Giovanni Rossi

Cecilia, Anarchie und Freie Liebe

Cover: Cecilia, Anarchie und Freie Liebe
Verlag Das kulturelle Gedächtnis, Berlin 2018
ISBN 9783946990185
Gebunden, 240 Seiten, 22,00 EUR

Klappentext

Aus dem italienischen von Alfred Sanftleben. Der italienische Veterinär, Agronom und Anarchist Giovanni Rossi gründet 1890, in den Tiefen des südbrasilianischen Hinterlandes, die Siedlung Cecilia. Mangel und Entbehrung, Selbstorganisation und freie Liebe, Gelingen und Scheitern: Giovanni Rossi ist erfüllt von seiner Idee - aber in seinem Bericht beschönigt er nichts: Mit kühler Leidenschaft berichtet er vom Zusammenleben "absolut ohne sociale Organisation". Rossis Texte beschreiben den weiten Weg von Italien nach Brasilien, den Alltag und die Entwicklung der anarchischen Kolonie Cecilia, ihre Probleme und Erfolge, ihre Lebensart und ihr Ende 1894. Besondere Bedeutung für Rossi hat die freie Liebe: Es gilt, die Frau aus den patriarchalen Hierarchien zu befreien. Die Freiheit der Anarchie betrifft nicht nur Politik und Ökonomie, Rossi denkt sie konsequent ins Emotionale weiter. Beschlossen wird der Band von Rossi Utopie für ein Brasilien im 20. Jahrhundert: eine glänzende elektrische Welt, voll spontaner und freier Produktivität. Zentrum Brasiliens wird die neugegründete Metropole Elektropolis, der globale Partner das anarchische Belgien.

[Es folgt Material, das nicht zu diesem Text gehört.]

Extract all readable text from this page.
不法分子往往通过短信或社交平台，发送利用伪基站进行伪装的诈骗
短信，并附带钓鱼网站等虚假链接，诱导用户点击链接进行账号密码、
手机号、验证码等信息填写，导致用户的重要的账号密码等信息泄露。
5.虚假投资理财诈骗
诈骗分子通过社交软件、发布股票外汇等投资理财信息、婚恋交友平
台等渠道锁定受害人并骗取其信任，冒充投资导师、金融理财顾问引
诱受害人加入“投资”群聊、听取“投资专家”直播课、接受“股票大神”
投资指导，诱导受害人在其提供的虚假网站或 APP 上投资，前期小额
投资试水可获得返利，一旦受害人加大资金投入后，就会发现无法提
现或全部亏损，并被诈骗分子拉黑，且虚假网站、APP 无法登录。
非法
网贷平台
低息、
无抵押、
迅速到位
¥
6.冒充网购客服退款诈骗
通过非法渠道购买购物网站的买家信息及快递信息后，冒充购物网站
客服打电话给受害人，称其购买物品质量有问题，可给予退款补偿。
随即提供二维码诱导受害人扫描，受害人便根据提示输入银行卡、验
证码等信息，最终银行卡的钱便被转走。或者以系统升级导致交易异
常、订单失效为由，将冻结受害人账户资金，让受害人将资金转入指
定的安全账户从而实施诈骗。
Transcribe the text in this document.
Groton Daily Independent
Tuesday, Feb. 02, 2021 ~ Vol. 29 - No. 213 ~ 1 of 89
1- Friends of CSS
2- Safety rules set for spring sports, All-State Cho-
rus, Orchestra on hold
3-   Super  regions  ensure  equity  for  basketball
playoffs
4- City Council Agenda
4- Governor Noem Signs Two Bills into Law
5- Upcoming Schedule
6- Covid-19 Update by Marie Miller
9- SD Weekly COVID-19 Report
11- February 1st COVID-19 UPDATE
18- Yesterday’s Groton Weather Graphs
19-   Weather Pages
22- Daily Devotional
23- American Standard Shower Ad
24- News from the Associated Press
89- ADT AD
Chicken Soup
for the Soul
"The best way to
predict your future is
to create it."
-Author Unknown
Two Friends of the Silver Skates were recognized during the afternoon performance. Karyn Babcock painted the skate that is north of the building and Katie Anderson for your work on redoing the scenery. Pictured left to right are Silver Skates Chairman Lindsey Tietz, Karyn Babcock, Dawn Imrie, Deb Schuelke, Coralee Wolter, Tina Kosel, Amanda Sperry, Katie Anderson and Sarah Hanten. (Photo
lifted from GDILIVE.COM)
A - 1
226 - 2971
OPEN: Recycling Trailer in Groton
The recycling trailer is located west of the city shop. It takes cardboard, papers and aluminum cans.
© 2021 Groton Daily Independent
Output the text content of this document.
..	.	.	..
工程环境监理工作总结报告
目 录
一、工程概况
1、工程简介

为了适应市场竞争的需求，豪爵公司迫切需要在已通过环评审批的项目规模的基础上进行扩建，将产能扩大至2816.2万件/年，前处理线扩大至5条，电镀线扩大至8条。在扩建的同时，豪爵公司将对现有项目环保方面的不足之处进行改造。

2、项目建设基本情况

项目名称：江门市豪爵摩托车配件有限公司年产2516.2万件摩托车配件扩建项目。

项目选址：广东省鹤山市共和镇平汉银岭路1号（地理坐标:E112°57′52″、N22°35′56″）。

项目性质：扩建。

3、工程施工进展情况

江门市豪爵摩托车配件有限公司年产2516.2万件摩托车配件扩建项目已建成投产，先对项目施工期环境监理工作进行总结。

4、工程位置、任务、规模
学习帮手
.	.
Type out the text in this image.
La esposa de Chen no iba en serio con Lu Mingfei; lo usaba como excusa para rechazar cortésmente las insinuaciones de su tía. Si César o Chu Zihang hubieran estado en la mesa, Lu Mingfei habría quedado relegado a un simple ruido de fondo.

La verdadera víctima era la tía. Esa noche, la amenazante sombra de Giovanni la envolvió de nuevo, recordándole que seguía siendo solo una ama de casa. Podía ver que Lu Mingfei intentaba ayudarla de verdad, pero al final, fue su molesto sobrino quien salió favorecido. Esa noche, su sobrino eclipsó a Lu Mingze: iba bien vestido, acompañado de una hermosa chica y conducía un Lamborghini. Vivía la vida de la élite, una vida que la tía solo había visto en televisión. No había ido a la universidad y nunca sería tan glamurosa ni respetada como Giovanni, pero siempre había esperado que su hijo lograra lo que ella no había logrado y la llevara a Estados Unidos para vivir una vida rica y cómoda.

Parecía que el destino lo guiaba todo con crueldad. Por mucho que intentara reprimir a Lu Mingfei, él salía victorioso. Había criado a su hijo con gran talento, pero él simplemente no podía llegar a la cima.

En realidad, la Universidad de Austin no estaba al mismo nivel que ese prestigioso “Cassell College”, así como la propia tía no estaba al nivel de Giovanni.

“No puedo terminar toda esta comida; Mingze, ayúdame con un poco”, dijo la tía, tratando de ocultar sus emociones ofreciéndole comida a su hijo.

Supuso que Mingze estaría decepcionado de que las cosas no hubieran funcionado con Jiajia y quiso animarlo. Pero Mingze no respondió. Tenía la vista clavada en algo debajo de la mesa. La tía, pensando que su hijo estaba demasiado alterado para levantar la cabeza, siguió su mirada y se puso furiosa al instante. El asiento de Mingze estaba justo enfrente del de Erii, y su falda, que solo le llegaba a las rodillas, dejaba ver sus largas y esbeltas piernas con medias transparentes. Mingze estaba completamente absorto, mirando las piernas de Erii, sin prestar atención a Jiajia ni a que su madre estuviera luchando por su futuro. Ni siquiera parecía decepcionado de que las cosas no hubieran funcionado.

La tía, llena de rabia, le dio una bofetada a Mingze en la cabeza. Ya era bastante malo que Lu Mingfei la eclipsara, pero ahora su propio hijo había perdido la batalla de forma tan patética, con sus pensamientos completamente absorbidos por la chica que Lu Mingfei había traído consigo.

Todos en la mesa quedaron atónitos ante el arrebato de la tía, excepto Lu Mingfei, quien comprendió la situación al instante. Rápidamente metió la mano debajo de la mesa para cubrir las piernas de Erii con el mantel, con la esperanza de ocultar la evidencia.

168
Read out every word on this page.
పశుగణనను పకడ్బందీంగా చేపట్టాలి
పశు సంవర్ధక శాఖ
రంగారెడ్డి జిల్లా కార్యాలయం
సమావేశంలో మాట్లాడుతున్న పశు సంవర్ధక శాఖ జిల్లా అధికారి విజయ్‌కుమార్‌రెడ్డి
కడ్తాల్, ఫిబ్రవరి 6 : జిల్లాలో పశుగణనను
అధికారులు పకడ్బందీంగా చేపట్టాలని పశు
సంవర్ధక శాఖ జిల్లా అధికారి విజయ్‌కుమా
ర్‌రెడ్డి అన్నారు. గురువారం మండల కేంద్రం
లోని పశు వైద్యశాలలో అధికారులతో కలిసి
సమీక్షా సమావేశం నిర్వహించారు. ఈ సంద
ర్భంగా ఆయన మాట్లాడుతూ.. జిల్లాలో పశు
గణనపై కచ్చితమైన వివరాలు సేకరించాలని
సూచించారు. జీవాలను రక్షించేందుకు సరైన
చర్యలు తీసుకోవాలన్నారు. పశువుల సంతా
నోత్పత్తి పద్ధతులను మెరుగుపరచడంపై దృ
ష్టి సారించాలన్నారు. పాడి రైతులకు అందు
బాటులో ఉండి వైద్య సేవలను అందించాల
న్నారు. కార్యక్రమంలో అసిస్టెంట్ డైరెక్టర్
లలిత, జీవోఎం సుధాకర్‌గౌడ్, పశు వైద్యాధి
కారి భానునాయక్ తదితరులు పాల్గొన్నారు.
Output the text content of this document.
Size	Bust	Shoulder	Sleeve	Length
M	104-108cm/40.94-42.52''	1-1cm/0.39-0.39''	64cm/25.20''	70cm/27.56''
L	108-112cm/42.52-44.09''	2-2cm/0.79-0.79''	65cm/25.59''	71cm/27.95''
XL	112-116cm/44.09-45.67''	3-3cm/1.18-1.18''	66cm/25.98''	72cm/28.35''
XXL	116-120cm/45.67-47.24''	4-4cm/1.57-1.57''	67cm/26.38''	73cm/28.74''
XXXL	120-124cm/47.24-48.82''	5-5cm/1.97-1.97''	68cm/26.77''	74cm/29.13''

Rezensionsnotiz zu Die Tageszeitung, 25.04.2018

Rezensent Moritz Müller-Schwefe ist froh, dass die wiederentdeckten Berichte des italienischen Veterinärs und Sozialisten Giovanni Rossi nun vom Verlag Das kulturelle Gedächtnis veröffentlicht wurden. Denn im Zeitalter von #metoo erscheinen sie ihm durchaus bemerkenswert. Rossi gründete 1890 in Südbrasilien die sozialistische Kolonie "Cecilia", in der er und seine Mitstreiter neue Formen des Zusammenlebens - vor allem die "freie Liebe" - erproben wollte. Teils schwelgend-poetisch, teils in flammenden Wutreden, teils sogar in Form von Dramen erzähle er, welche positiven Auswirkungen die freie Liebe in Cecilia hatte, so der Rezensent. Gegen das Patriarchat ging es und für die Gleichstellung der Frau. Ganz haben sich die Träume offenbar nicht erfüllt, gibt Müller-Schwefe zu, Fragen des Status und der Klassenzugehörigkeit blieben aktuell. Und ob sich die Frauen im Ergebnis von der "freie Liebe" so befreit fühlten, dazu sagt der Rezensent auch nichts. Aber den utopischen Charakter des Projekts und seine Umsetzung fand er bei der Lektüre doch recht anregend.